Mais la monnaie n'aime pas rester passive. Elle afflue vers l'efficacité. L'histoire montre que chaque fois que le capital est contraint dans un canal, il en trouve toujours un autre. Ironiquement, c'est exactement ce que ce règlement vise à empêcher.
En faveur de l'industrie crypto, le désaccord sur ce projet de loi ne se limite pas au domaine de la crypto.
Le projet de loi ne bénéficie toujours pas d'un soutien suffisant au Congrès. Certains démocrates hésitent à voter pour sans avoir discuté et examiné certains amendements proposés. Sans leur soutien, le projet de loi ne peut progresser, même s'il ignore l'opposition de l'industrie crypto en la considérant comme du bruit. Même si les 53 républicains votaient tous pour le projet de loi, il faudrait au moins 7 voix démocrates au Sénat pour obtenir une majorité qualifiée et surmonter l'obstruction parlementaire (filibuster).

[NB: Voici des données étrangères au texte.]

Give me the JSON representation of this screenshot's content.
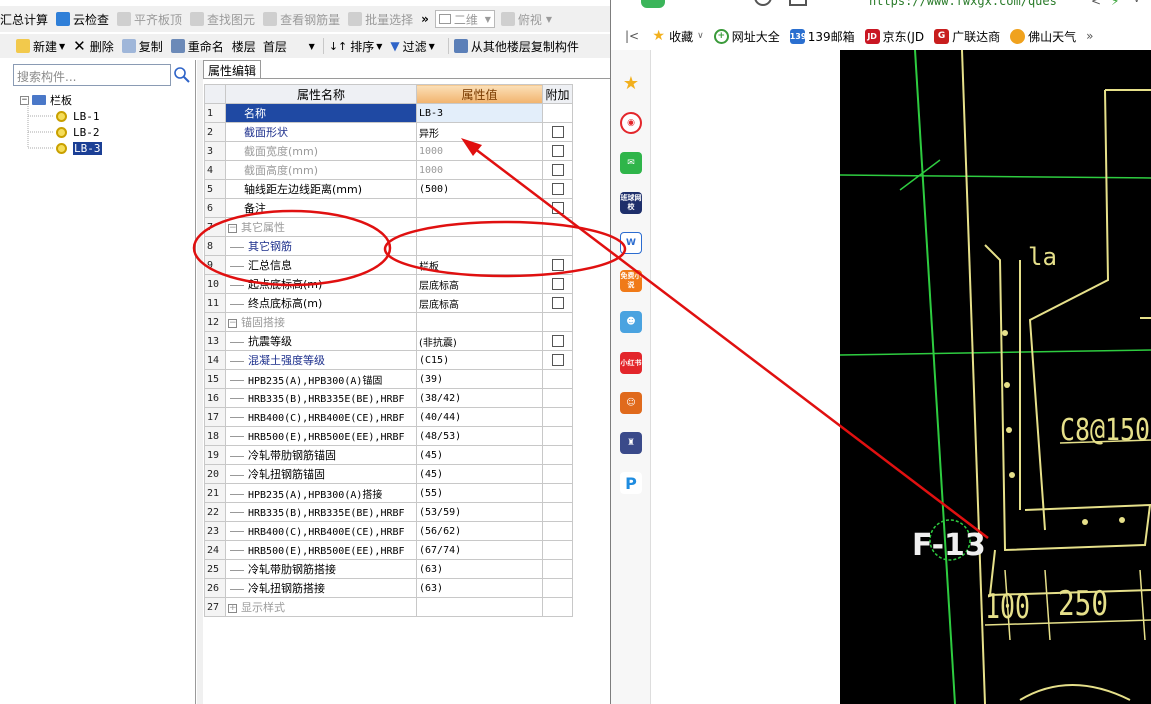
{
  "toolbar1": {
    "summary_calc": "汇总计算",
    "cloud_check": "云检查",
    "flat_top": "平齐板顶",
    "find_element": "查找图元",
    "view_rebar": "查看钢筋量",
    "batch_select": "批量选择",
    "more": "»",
    "view_mode": "二维",
    "view_angle": "俯视"
  },
  "toolbar2": {
    "new": "新建",
    "delete": "删除",
    "copy": "复制",
    "rename": "重命名",
    "floor_label": "楼层",
    "floor_value": "首层",
    "sort": "排序",
    "filter": "过滤",
    "copy_from_floor": "从其他楼层复制构件"
  },
  "left_panel": {
    "search_placeholder": "搜索构件...",
    "tree_root": "栏板",
    "items": [
      "LB-1",
      "LB-2",
      "LB-3"
    ],
    "selected_index": 2
  },
  "property_editor": {
    "tab_label": "属性编辑",
    "col_name": "属性名称",
    "col_value": "属性值",
    "col_extra": "附加",
    "rows": [
      {
        "n": "1",
        "name": "名称",
        "value": "LB-3",
        "style": "selected",
        "check": false
      },
      {
        "n": "2",
        "name": "截面形状",
        "value": "异形",
        "style": "blue",
        "check": true
      },
      {
        "n": "3",
        "name": "截面宽度(mm)",
        "value": "1000",
        "style": "gray",
        "check": true
      },
      {
        "n": "4",
        "name": "截面高度(mm)",
        "value": "1000",
        "style": "gray",
        "check": true
      },
      {
        "n": "5",
        "name": "轴线距左边线距离(mm)",
        "value": "(500)",
        "style": "",
        "check": true
      },
      {
        "n": "6",
        "name": "备注",
        "value": "",
        "style": "",
        "check": true
      },
      {
        "n": "7",
        "name": "其它属性",
        "value": "",
        "style": "group",
        "check": false
      },
      {
        "n": "8",
        "name": "其它钢筋",
        "value": "",
        "style": "child-blue",
        "check": false
      },
      {
        "n": "9",
        "name": "汇总信息",
        "value": "栏板",
        "style": "child",
        "check": true
      },
      {
        "n": "10",
        "name": "起点底标高(m)",
        "value": "层底标高",
        "style": "child",
        "check": true
      },
      {
        "n": "11",
        "name": "终点底标高(m)",
        "value": "层底标高",
        "style": "child",
        "check": true
      },
      {
        "n": "12",
        "name": "锚固搭接",
        "value": "",
        "style": "group",
        "check": false
      },
      {
        "n": "13",
        "name": "抗震等级",
        "value": "(非抗震)",
        "style": "child",
        "check": true
      },
      {
        "n": "14",
        "name": "混凝土强度等级",
        "value": "(C15)",
        "style": "child-blue",
        "check": true
      },
      {
        "n": "15",
        "name": "HPB235(A),HPB300(A)锚固",
        "value": "(39)",
        "style": "child-mono",
        "check": false
      },
      {
        "n": "16",
        "name": "HRB335(B),HRB335E(BE),HRBF",
        "value": "(38/42)",
        "style": "child-mono",
        "check": false
      },
      {
        "n": "17",
        "name": "HRB400(C),HRB400E(CE),HRBF",
        "value": "(40/44)",
        "style": "child-mono",
        "check": false
      },
      {
        "n": "18",
        "name": "HRB500(E),HRB500E(EE),HRBF",
        "value": "(48/53)",
        "style": "child-mono",
        "check": false
      },
      {
        "n": "19",
        "name": "冷轧带肋钢筋锚固",
        "value": "(45)",
        "style": "child",
        "check": false
      },
      {
        "n": "20",
        "name": "冷轧扭钢筋锚固",
        "value": "(45)",
        "style": "child",
        "check": false
      },
      {
        "n": "21",
        "name": "HPB235(A),HPB300(A)搭接",
        "value": "(55)",
        "style": "child-mono",
        "check": false
      },
      {
        "n": "22",
        "name": "HRB335(B),HRB335E(BE),HRBF",
        "value": "(53/59)",
        "style": "child-mono",
        "check": false
      },
      {
        "n": "23",
        "name": "HRB400(C),HRB400E(CE),HRBF",
        "value": "(56/62)",
        "style": "child-mono",
        "check": false
      },
      {
        "n": "24",
        "name": "HRB500(E),HRB500E(EE),HRBF",
        "value": "(67/74)",
        "style": "child-mono",
        "check": false
      },
      {
        "n": "25",
        "name": "冷轧带肋钢筋搭接",
        "value": "(63)",
        "style": "child",
        "check": false
      },
      {
        "n": "26",
        "name": "冷轧扭钢筋搭接",
        "value": "(63)",
        "style": "child",
        "check": false
      },
      {
        "n": "27",
        "name": "显示样式",
        "value": "",
        "style": "group-plus",
        "check": false
      }
    ]
  },
  "browser": {
    "url": "https://www.fwxgx.com/ques",
    "bookmarks": [
      "收藏",
      "网址大全",
      "139邮箱",
      "京东(JD",
      "广联达商",
      "佛山天气"
    ],
    "more": "»",
    "sidebar_labels": [
      "班球网校",
      "免费小说",
      "小红书"
    ]
  },
  "cad": {
    "label_la": "la",
    "label_rebar": "C8@150",
    "label_axis": "F-13",
    "dim1": "100",
    "dim2": "250"
  },
  "colors": {
    "annotation_red": "#e01010",
    "selected_blue": "#1f49a3",
    "cad_green": "#2ecc40",
    "cad_yellow": "#e6e08a"
  }
}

Je ne m'attends pas à ce que les États-Unis adoptent une loi qui satisfasse tout le monde. Je pense même que c'est impossible et indésirable. Le problème est que les États-Unis n'essaient pas seulement de réglementer une nouvelle classe d'actifs, mais tentent de légiférer sur une forme de monnaie dont la propriété intrinsèque la rend hautement compétitive. Cela rend la tâche plus difficile, car elle force les législateurs à faire face à la concurrence et à rédiger des clauses qui pourraient défier les institutions existantes (en l'occurrence, les banques).
L'impulsion de resserrer les définitions, de limiter les comportements autorisés et de préserver les structures existantes est compréhensible. Cependant, elle risque de transformer la réglementation en un outil défensif qui repousse le capital plutôt que de l'attirer.
Par conséquent, il est essentiel de comprendre correctement les interrogations sur le projet de loi Clarity – il ne s'agit pas d'une opposition à la réglementation en soi. Si l'objectif est d'intégrer véritablement les actifs cryptos dans le système financier, et non simplement de les mettre à l'écart, alors les États-Unis doivent établir des règles qui permettent à la nouvelle forme de monnaie de concurrencer, d'expérimenter et d'évoluer dans des limites réglementaires claires. Cela, à son tour, forcera également les institutions financières traditionnelles à améliorer leur propre compétitivité.
En fin de compte, une législation qui nuit à ceux qu'elle est censée protéger est pire que l'absence de législation.